As outlined above, a potential source of intrinsic uncertainty was found to be due to the English-based nature of Thomson Reuters’ WoS database. On the other hand, although the growth in number of the scholarly communications is not measured precisely enough to match the real-world situation in all languages, their relative weight (i.e., language-, document-, subject category-, source-, country-, and organization-wise distributions) as a source of uncertainty maybe is not so big. The findings also suggest that—in order to better understand the efficiency and limitations of the Thomson Reuters’ WoS database in this modern English-based culture of scholarly journals—there is a need to investigate the possible cultural, geographical, and language biases by analyzing, for example, the historical data record of (1) high-quality non-English journals published in this particular field in different Asian countries (i.e., Indogaku Bukkyōgaku Kenkyū, Wiener Zeitschrift für die Kunde Südasiens, Nagoya Studies in Indian Culture and Buddhism-Saṃbhāṣā, The Chung-Hwa Buddhist Journal, Journal of Indian and Buddhist Studies, Journal of the International Association of Buddhist Studies, Universal Gate Buddhist Journal, and Journal of the Centre for Buddhist Studies-Sri Lanka) or (2) English research papers published in English journals but not indexed by the WoS (i.e., Middle Way, Journal of Buddhist Ethics, Journal of Global Buddhism, Pacific World—Journal of the Institute of Buddhist Studies, The Pure Land: Journal of Pure Land Buddhism, International Journal of Tantric Studies, Studies in Central and East Asian Religions, and Thai International Journal of Buddhist Studies).

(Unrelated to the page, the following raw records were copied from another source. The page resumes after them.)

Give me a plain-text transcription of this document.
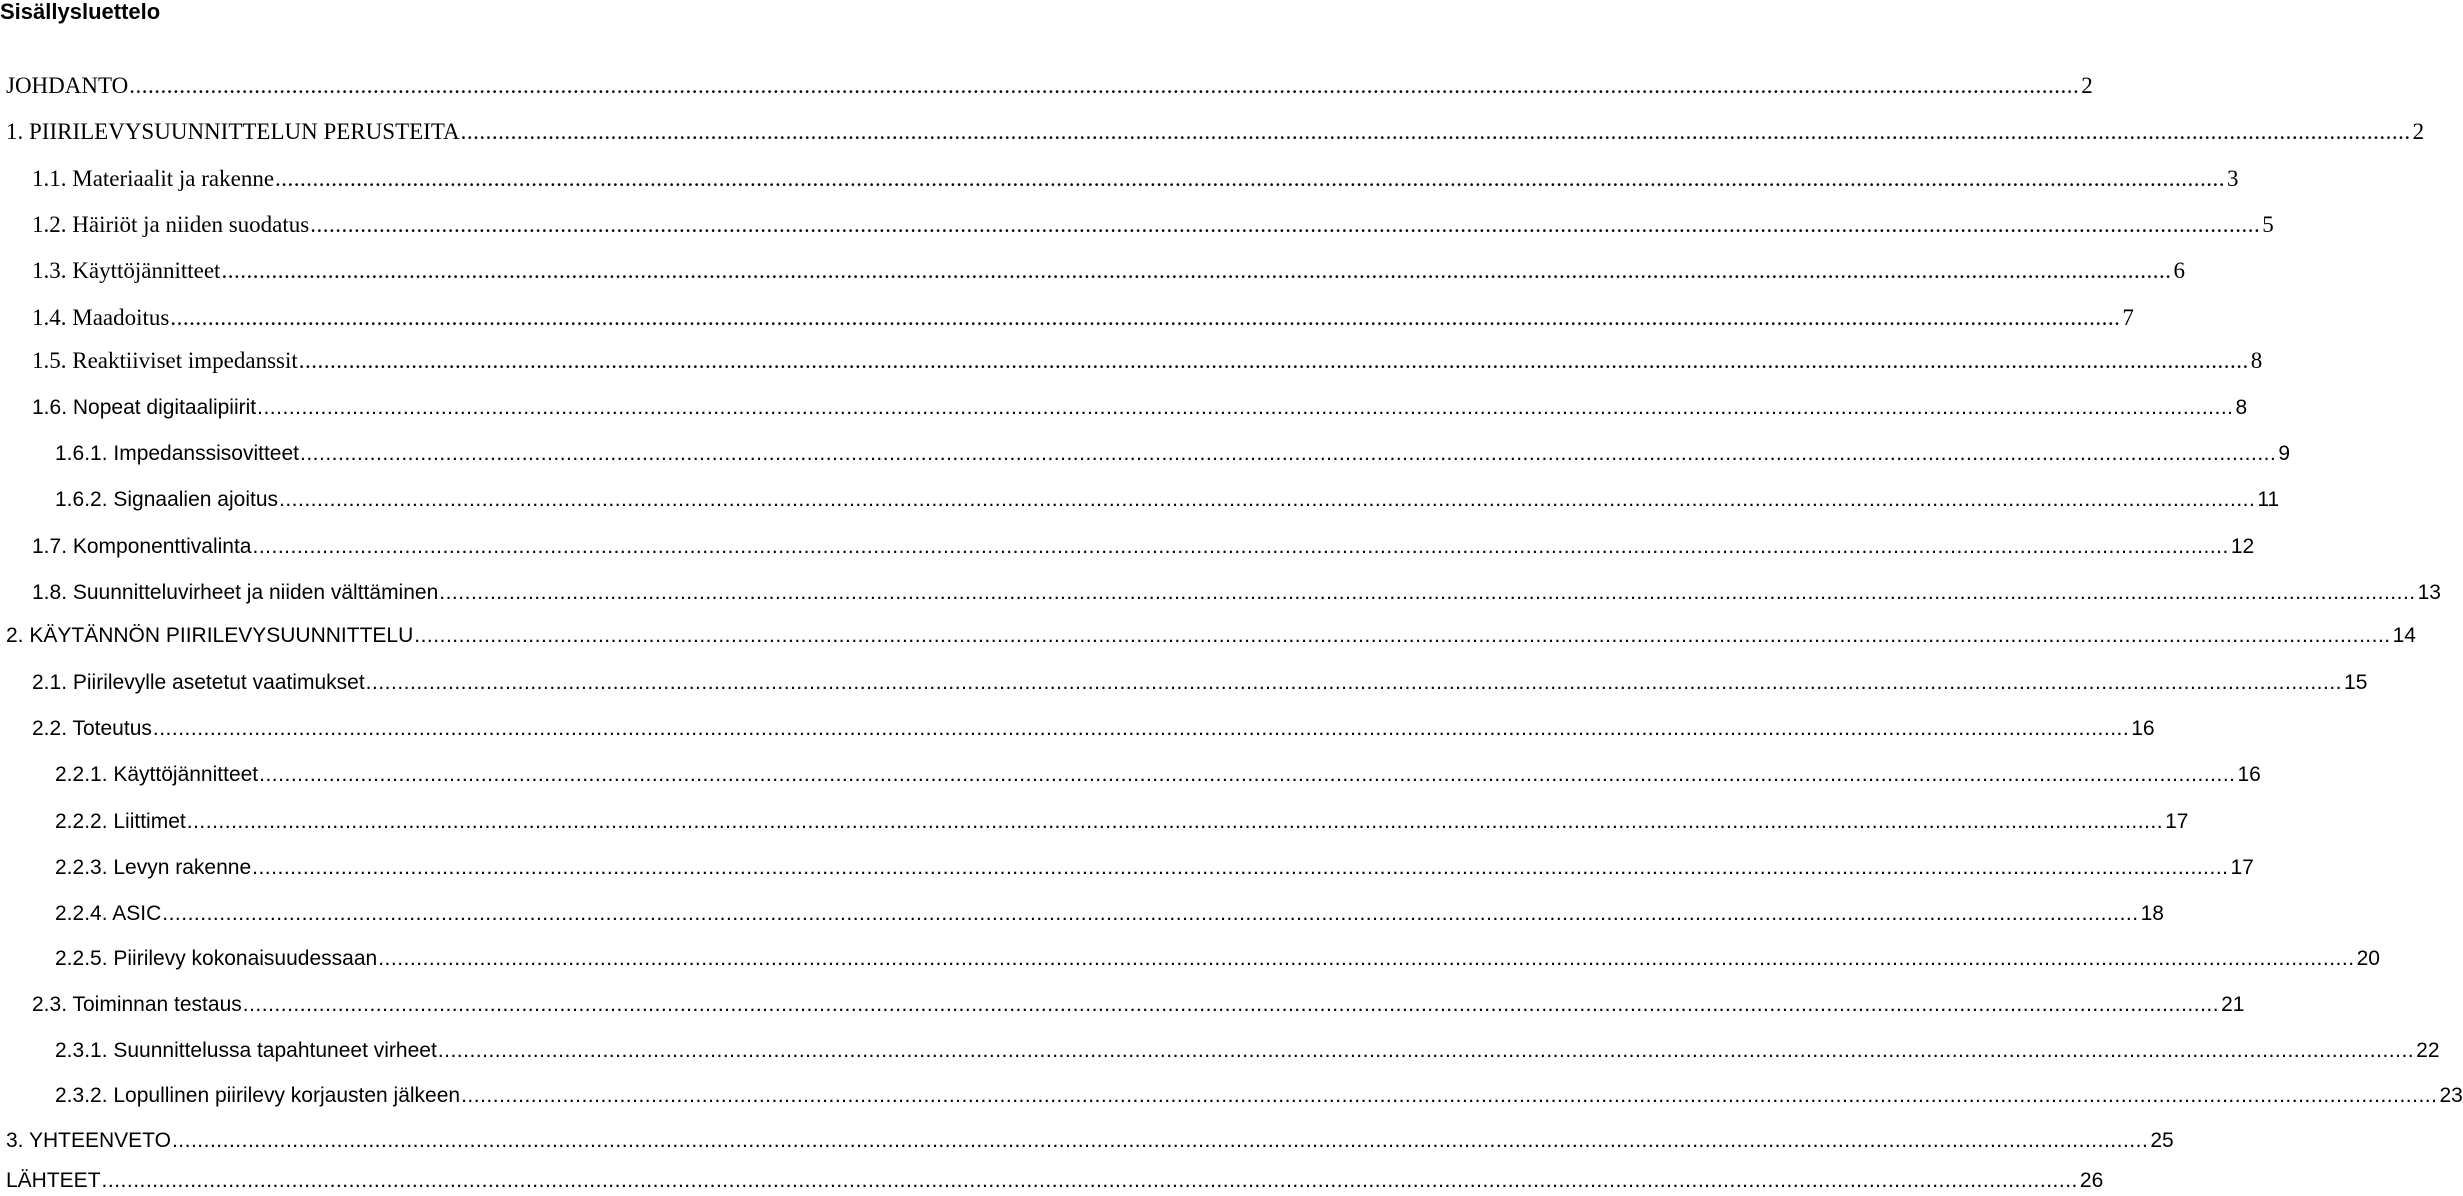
Sisällysluettelo
JOHDANTO .....	2
1. PIIRILEVYSUUNNITTELUN PERUSTEITA .....	2
1.1. Materiaalit ja rakenne .....	3
1.2. Häiriöt ja niiden suodatus .....	5
1.3. Käyttöjännitteet .....	6
1.4. Maadoitus .....	7
1.5. Reaktiiviset impedanssit .....	8
1.6. Nopeat digitaalipiirit .....	8
1.6.1. Impedanssisovitteet .....	9
1.6.2. Signaalien ajoitus .....	11
1.7. Komponenttivalinta .....	12
1.8. Suunnitteluvirheet ja niiden välttäminen .....	13
2. KÄYTÄNNÖN PIIRILEVYSUUNNITTELU .....	14
2.1. Piirilevylle asetetut vaatimukset .....	15
2.2. Toteutus .....	16
2.2.1. Käyttöjännitteet .....	16
2.2.2. Liittimet .....	17
2.2.3. Levyn rakenne .....	17
2.2.4. ASIC .....	18
2.2.5. Piirilevy kokonaisuudessaan .....	20
2.3. Toiminnan testaus .....	21
2.3.1. Suunnittelussa tapahtuneet virheet .....	22
2.3.2. Lopullinen piirilevy korjausten jälkeen .....	23
3. YHTEENVETO .....	25
LÄHTEET .....	26
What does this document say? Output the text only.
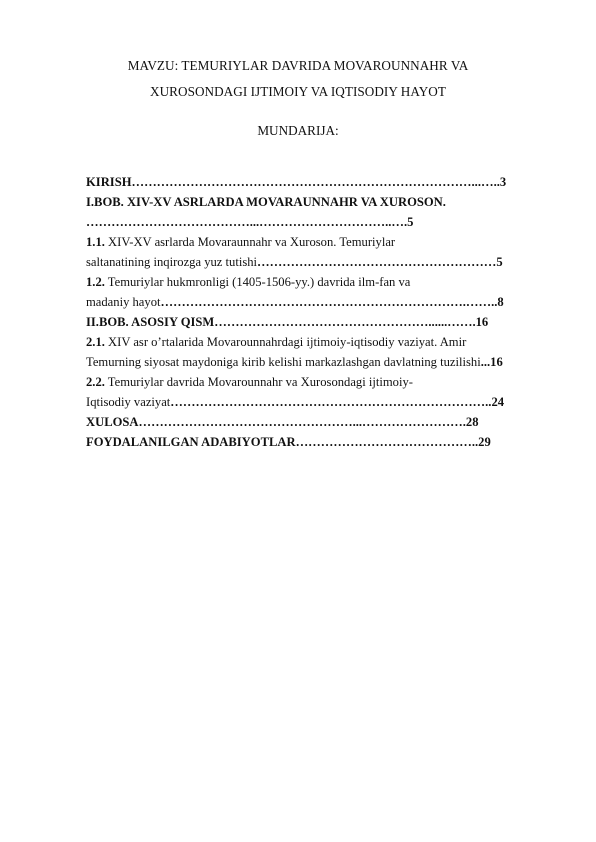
MAVZU: TEMURIYLAR DAVRIDA MOVAROUNNAHR VA
XUROSONDAGI IJTIMOIY VA IQTISODIY HAYOT
MUNDARIJA:
KIRISH………………………………………………………………………...…..3
I.BOB. XIV-XV ASRLARDA MOVARAUNNAHR VA XUROSON.
…………………………………...…………………………..….5
1.1. XIV-XV asrlarda Movaraunnahr va Xuroson. Temuriylar
saltanatining inqirozga yuz tutishi…………………………………………………5
1.2. Temuriylar hukmronligi (1405-1506-yy.) davrida ilm-fan va
madaniy hayot……………………………………………………………….……..8
II.BOB. ASOSIY QISM……………………………………………......…….16
2.1. XIV asr o’rtalarida Movarounnahrdagi ijtimoiy-iqtisodiy vaziyat. Amir
Temurning siyosat maydoniga kirib kelishi markazlashgan davlatning tuzilishi...16
2.2. Temuriylar davrida Movarounnahr va Xurosondagi ijtimoiy-
Iqtisodiy vaziyat…………………………………………………………………..24
XULOSA……………………………………………...…………………….28
FOYDALANILGAN ADABIYOTLAR……………………………………..29
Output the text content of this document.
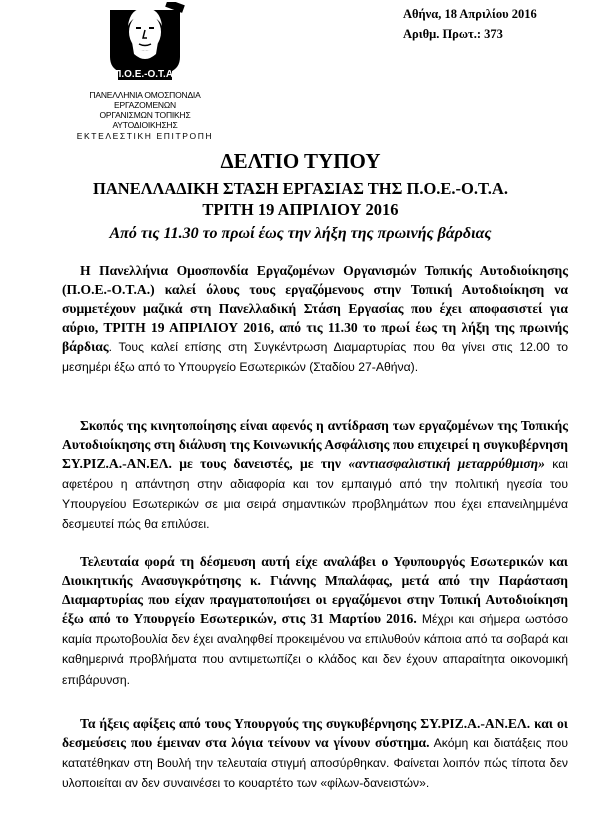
Π.Ο.Ε.-Ο.Τ.Α.
ΠΑΝΕΛΛΗΝΙΑ ΟΜΟΣΠΟΝΔΙΑ ΕΡΓΑΖΟΜΕΝΩΝ
ΟΡΓΑΝΙΣΜΩΝ ΤΟΠΙΚΗΣ ΑΥΤΟΔΙΟΙΚΗΣΗΣ
ΕΚΤΕΛΕΣΤΙΚΗ ΕΠΙΤΡΟΠΗ
Αθήνα, 18 Απριλίου 2016
Αριθμ. Πρωτ.: 373
ΔΕΛΤΙΟ ΤΥΠΟΥ
ΠΑΝΕΛΛΑΔΙΚΗ ΣΤΑΣΗ ΕΡΓΑΣΙΑΣ ΤΗΣ Π.Ο.Ε.-Ο.Τ.Α.
ΤΡΙΤΗ 19 ΑΠΡΙΛΙΟΥ 2016
Από τις 11.30 το πρωί έως την λήξη της πρωινής βάρδιας
Η Πανελλήνια Ομοσπονδία Εργαζομένων Οργανισμών Τοπικής Αυτοδιοίκησης (Π.Ο.Ε.-Ο.Τ.Α.) καλεί όλους τους εργαζόμενους στην Τοπική Αυτοδιοίκηση να συμμετέχουν μαζικά στη Πανελλαδική Στάση Εργασίας που έχει αποφασιστεί για αύριο, ΤΡΙΤΗ 19 ΑΠΡΙΛΙΟΥ 2016, από τις 11.30 το πρωί έως τη λήξη της πρωινής βάρδιας. Τους καλεί επίσης στη Συγκέντρωση Διαμαρτυρίας που θα γίνει στις 12.00 το μεσημέρι έξω από το Υπουργείο Εσωτερικών (Σταδίου 27-Αθήνα).
Σκοπός της κινητοποίησης είναι αφενός η αντίδραση των εργαζομένων της Τοπικής Αυτοδιοίκησης στη διάλυση της Κοινωνικής Ασφάλισης που επιχειρεί η συγκυβέρνηση ΣΥ.ΡΙΖ.Α.-ΑΝ.ΕΛ. με τους δανειστές, με την «αντιασφαλιστική μεταρρύθμιση» και αφετέρου η απάντηση στην αδιαφορία και τον εμπαιγμό από την πολιτική ηγεσία του Υπουργείου Εσωτερικών σε μια σειρά σημαντικών προβλημάτων που έχει επανειλημμένα δεσμευτεί πώς θα επιλύσει.
Τελευταία φορά τη δέσμευση αυτή είχε αναλάβει ο Υφυπουργός Εσωτερικών και Διοικητικής Ανασυγκρότησης κ. Γιάννης Μπαλάφας, μετά από την Παράσταση Διαμαρτυρίας που είχαν πραγματοποιήσει οι εργαζόμενοι στην Τοπική Αυτοδιοίκηση έξω από το Υπουργείο Εσωτερικών, στις 31 Μαρτίου 2016. Μέχρι και σήμερα ωστόσο καμία πρωτοβουλία δεν έχει αναληφθεί προκειμένου να επιλυθούν κάποια από τα σοβαρά και καθημερινά προβλήματα που αντιμετωπίζει ο κλάδος και δεν έχουν απαραίτητα οικονομική επιβάρυνση.
Τα ήξεις αφίξεις από τους Υπουργούς της συγκυβέρνησης ΣΥ.ΡΙΖ.Α.-ΑΝ.ΕΛ. και οι δεσμεύσεις που έμειναν στα λόγια τείνουν να γίνουν σύστημα. Ακόμη και διατάξεις που κατατέθηκαν στη Βουλή την τελευταία στιγμή αποσύρθηκαν. Φαίνεται λοιπόν πώς τίποτα δεν υλοποιείται αν δεν συναινέσει το κουαρτέτο των «φίλων-δανειστών».
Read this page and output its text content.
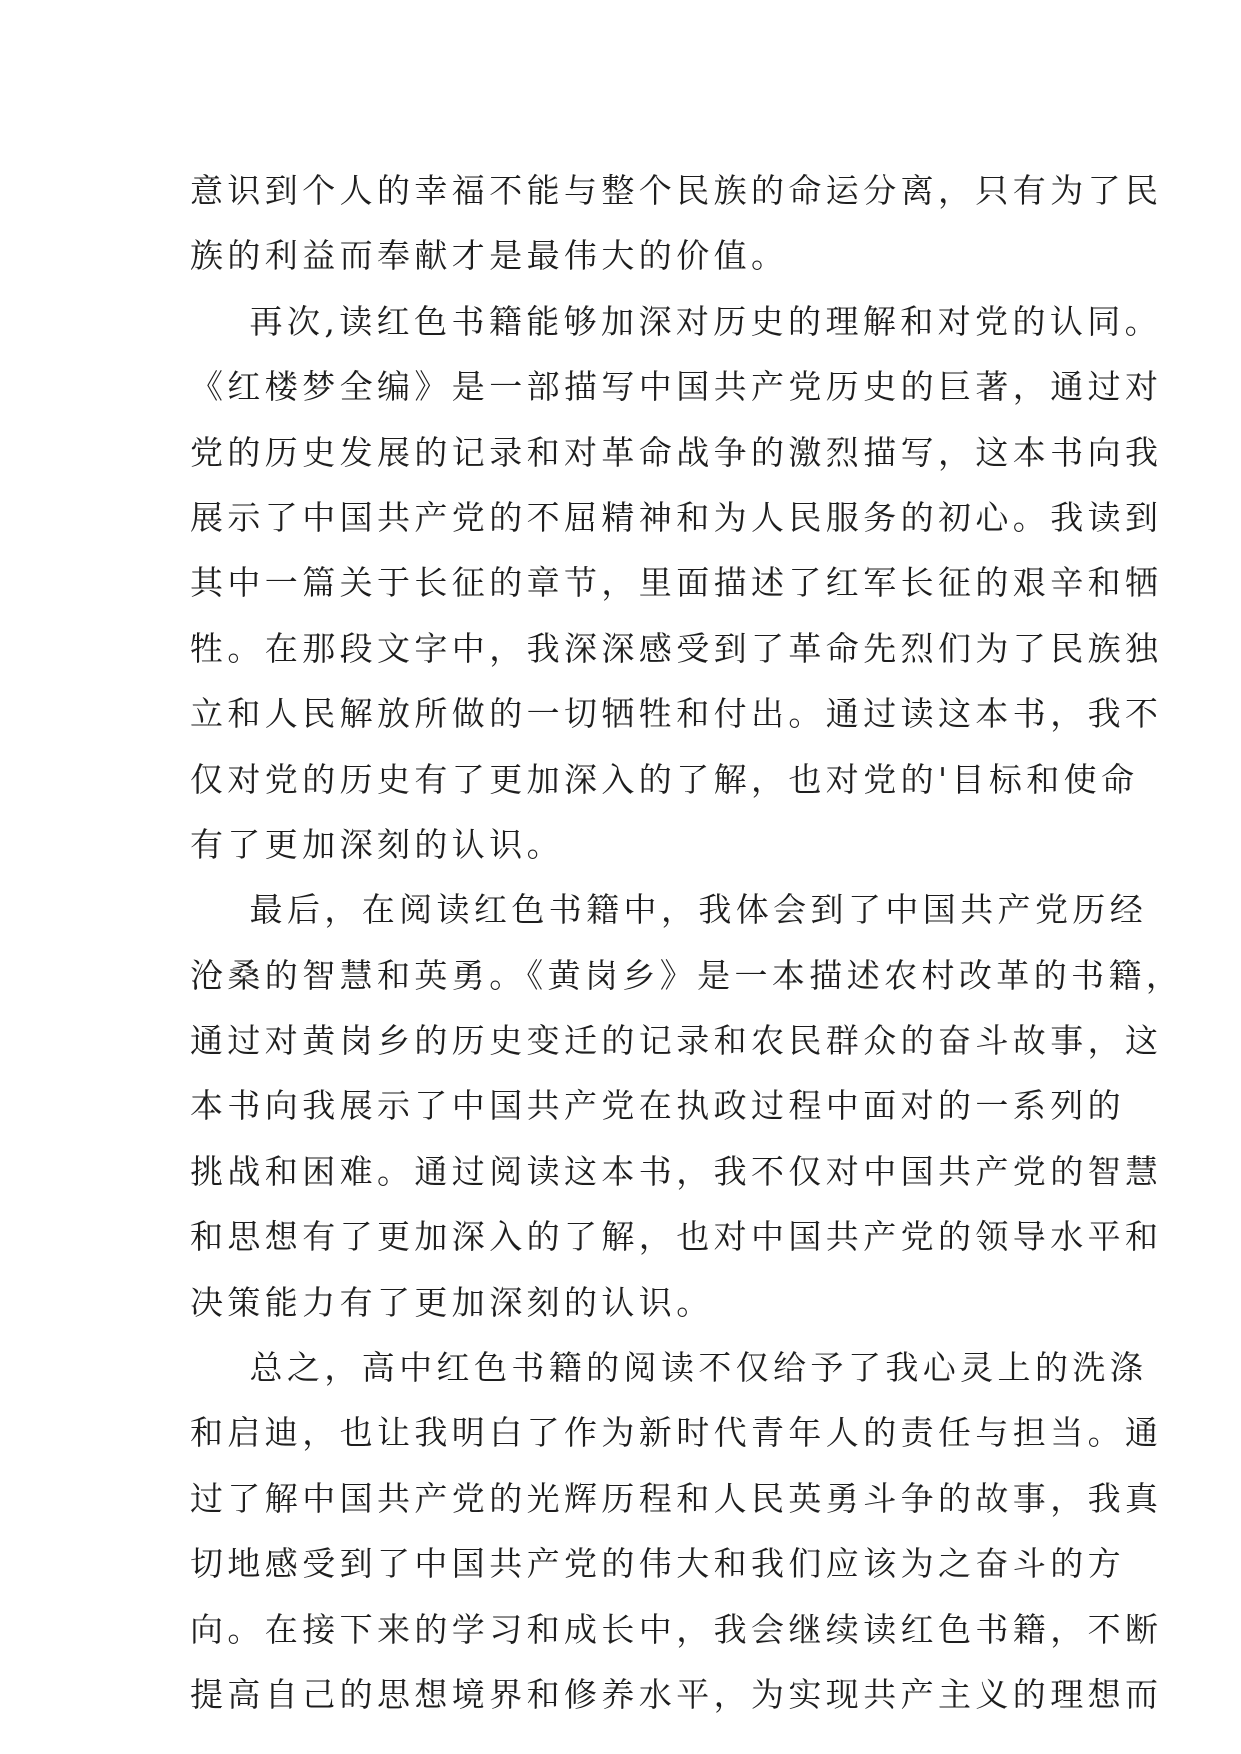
意识到个人的幸福不能与整个民族的命运分离，只有为了民
族的利益而奉献才是最伟大的价值。
再次,读红色书籍能够加深对历史的理解和对党的认同。
《红楼梦全编》是一部描写中国共产党历史的巨著，通过对
党的历史发展的记录和对革命战争的激烈描写，这本书向我
展示了中国共产党的不屈精神和为人民服务的初心。我读到
其中一篇关于长征的章节，里面描述了红军长征的艰辛和牺
牲。在那段文字中，我深深感受到了革命先烈们为了民族独
立和人民解放所做的一切牺牲和付出。通过读这本书，我不
仅对党的历史有了更加深入的了解，也对党的'目标和使命
有了更加深刻的认识。
最后，在阅读红色书籍中，我体会到了中国共产党历经
沧桑的智慧和英勇。《黄岗乡》是一本描述农村改革的书籍，
通过对黄岗乡的历史变迁的记录和农民群众的奋斗故事，这
本书向我展示了中国共产党在执政过程中面对的一系列的
挑战和困难。通过阅读这本书，我不仅对中国共产党的智慧
和思想有了更加深入的了解，也对中国共产党的领导水平和
决策能力有了更加深刻的认识。
总之，高中红色书籍的阅读不仅给予了我心灵上的洗涤
和启迪，也让我明白了作为新时代青年人的责任与担当。通
过了解中国共产党的光辉历程和人民英勇斗争的故事，我真
切地感受到了中国共产党的伟大和我们应该为之奋斗的方
向。在接下来的学习和成长中，我会继续读红色书籍，不断
提高自己的思想境界和修养水平，为实现共产主义的理想而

In summary, the results provide a current Thomson Reuters’ WoS database view of the publication activity in Buddhism and Buddhist studies but, when taken together, the findings also suggest that both multi- and interdisciplinary approaches are needed to study the overall behavior of this complex of social and cultural systems including the information flow through the non-English Asian channels of scholarly knowledge. From this perspective, the novelty of this pilot informational study is that it produces a multi-faceted view of the complexity in different branches of sciences, disciplines, and culture such as religious studies, science of religions, and knowledge-related informational analysis.
In the end, it is pertinent to point out that the scope of this analysis of scholarly communication activities in Buddhism and Buddhist studies is not conclusive or complete; on the contrary, it forms a preliminary basis for further quantitative and qualitative studies and is left open to other contributions on this extremely complex topic. One interesting point for future work would be to study the exchange of academic information on the religious contexts for non-English-speaking databases such as, for example, Indian and Buddhist Studies Treatise Data­base (INBUDS in http://www.inbuds.net/eng/index.html), Indogaku Bukkyōgaku Kenkyū (JIBS in http://www.jaibs.jp/en/article), Wiener Zeitschrift für die Kunde Südasiens (WZKS in http://hw.oeaw.ac.at/0084-0084), and so on.

Conflicts of Interest

The authors declare no conflict of interest. The opinions expressed in this research are those of the author and do not necessarily reflect the opinions or views of Dongguk University or of any other individual employee.